Die Golfsaison steht gerade in den Startlöchern, und schon kommt die erste Warnmeldung: Der Borkenkäfer macht sich bereits bemerkbar. In Teilen von Oberfranken besteht bereits eine extrem hohe Gefahr durch Borkenkäferbefall. In den Landkreisen Kulmbach und Kronach in Bayern zum Beispiel wurde die Warnstufe deshalb bereits auf Rot angehoben, die zweithöchste von drei Gefährdungsstufen.
Michael Schmidt, der Leiter des Amtes für Ernährung, Landwirtschaft und Forsten, äußerte sich gegenüber dem Bayerischen Rundfunk extrem besorgt und wies darauf hin, dass die beiden vergangenen Sommer mit extremer Trockenheit und Hitze zu einer Massenvermehrung der Fichten-Borkenkäfer geführt hätten. „Die Situation ist katastrophal.

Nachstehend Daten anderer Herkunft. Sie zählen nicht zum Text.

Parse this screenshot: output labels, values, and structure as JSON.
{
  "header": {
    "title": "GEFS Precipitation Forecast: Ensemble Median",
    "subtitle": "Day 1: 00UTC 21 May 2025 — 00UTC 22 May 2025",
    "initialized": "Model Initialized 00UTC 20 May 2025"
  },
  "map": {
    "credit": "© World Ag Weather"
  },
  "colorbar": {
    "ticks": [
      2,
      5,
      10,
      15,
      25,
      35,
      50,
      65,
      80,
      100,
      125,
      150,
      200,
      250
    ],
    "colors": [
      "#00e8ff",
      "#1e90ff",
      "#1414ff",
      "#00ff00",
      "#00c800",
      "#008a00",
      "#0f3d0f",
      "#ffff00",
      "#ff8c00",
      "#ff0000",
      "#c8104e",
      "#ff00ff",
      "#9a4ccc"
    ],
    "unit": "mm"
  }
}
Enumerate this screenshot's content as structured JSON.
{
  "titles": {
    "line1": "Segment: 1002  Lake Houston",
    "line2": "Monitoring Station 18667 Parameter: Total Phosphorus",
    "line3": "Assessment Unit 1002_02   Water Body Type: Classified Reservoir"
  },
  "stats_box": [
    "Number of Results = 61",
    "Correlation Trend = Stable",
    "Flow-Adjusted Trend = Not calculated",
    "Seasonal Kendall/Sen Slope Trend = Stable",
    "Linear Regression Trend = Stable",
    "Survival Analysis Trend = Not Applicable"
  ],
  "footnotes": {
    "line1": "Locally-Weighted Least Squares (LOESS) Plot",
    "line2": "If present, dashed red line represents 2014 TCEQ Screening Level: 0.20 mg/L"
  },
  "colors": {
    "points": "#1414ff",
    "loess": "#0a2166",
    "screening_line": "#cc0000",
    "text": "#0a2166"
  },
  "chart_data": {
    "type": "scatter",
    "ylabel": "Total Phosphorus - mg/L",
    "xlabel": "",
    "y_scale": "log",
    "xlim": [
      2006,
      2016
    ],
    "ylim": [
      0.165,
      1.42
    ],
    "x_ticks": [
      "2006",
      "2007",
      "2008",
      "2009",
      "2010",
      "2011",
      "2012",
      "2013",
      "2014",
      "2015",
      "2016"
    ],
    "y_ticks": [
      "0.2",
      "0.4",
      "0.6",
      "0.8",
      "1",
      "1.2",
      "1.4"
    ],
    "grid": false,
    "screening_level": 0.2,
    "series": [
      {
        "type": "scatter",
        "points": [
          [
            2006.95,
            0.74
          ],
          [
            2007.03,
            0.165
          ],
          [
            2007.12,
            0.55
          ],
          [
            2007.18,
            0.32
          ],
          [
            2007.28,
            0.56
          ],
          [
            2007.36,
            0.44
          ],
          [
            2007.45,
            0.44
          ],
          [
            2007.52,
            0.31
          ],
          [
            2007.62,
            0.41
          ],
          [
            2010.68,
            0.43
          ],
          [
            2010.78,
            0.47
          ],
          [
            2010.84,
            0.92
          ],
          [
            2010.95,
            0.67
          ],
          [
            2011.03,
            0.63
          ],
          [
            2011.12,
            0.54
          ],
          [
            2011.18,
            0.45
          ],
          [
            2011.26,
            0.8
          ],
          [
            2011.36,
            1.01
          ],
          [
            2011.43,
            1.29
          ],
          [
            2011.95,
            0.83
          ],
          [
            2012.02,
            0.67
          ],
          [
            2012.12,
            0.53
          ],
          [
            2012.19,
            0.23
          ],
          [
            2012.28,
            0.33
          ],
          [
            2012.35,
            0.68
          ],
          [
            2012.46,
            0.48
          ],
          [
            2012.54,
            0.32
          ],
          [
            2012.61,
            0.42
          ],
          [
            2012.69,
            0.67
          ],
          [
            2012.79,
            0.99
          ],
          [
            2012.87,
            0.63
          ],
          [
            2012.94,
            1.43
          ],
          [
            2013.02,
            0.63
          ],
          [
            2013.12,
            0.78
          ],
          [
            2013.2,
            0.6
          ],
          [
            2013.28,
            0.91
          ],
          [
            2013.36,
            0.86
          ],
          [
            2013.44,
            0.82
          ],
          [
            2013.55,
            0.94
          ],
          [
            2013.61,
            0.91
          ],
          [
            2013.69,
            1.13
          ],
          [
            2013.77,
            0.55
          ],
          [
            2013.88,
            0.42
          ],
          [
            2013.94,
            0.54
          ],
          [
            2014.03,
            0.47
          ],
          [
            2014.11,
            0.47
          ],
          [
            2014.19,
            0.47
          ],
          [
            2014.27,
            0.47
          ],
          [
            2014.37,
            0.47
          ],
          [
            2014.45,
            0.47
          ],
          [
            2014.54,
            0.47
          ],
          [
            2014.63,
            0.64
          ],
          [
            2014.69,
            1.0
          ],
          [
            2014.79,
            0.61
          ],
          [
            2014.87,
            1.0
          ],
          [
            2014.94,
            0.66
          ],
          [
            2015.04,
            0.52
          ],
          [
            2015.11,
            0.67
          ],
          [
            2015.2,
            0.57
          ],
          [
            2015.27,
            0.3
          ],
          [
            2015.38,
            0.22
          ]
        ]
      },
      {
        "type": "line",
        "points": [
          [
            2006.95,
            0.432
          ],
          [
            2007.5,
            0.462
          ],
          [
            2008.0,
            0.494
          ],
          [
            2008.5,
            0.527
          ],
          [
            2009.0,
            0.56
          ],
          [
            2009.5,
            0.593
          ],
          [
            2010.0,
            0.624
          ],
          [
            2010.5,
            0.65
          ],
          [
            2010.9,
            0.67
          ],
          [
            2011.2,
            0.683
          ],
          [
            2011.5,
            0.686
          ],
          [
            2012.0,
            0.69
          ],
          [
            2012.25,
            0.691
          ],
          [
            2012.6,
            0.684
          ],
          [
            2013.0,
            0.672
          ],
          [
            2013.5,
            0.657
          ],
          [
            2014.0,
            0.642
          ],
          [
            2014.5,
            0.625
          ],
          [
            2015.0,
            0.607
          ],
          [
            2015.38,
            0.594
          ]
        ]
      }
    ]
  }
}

Wir laufen in das dritte Borkenkäferjahr in Folge.“
Während die Borkenkäferplage in den vergangenen Jahren vor allem die Waldbesitzer beschäftigte, wurde sie auch zunehmend für Golfplätze mit hohem Waldbestand zum Problem, da ein hoher Schädlingsbefall auch dazu führen kann, dass Bäume auf dem Platz schneller abbrechen und umfallen. Vor allem die Nadelbäume auf zahlreichen Golfplätzen wurden so stark geschwächt, dass zahlreiche Exemplare gefällt und ersetzt werden mussten. Ein Trend, der offenbar auch in diesem Jahr anhalten wird. Auch deshalb wird auf einigen Golf-Anlagen bei der Nachpflanzung bereits mit Baumarten experimentiert, die weniger anfällig für die Hitze und Schädlinge sind.

Wer sich genauer zu diesem Thema informieren will, das auch die Frage der Nachpflanzungen und die Sicherheitsthematik auf Golfplätzen betrifft, kann dies zum Beispiel in diesem Artikel von Golfmanager Online und Greenkeeper Online tun. Fest steht: Der Borkenkäfer wird aufgrund des Klimawandels ein Dauerthema auf Golfanlagen im deutschsprachigen Raum bleiben.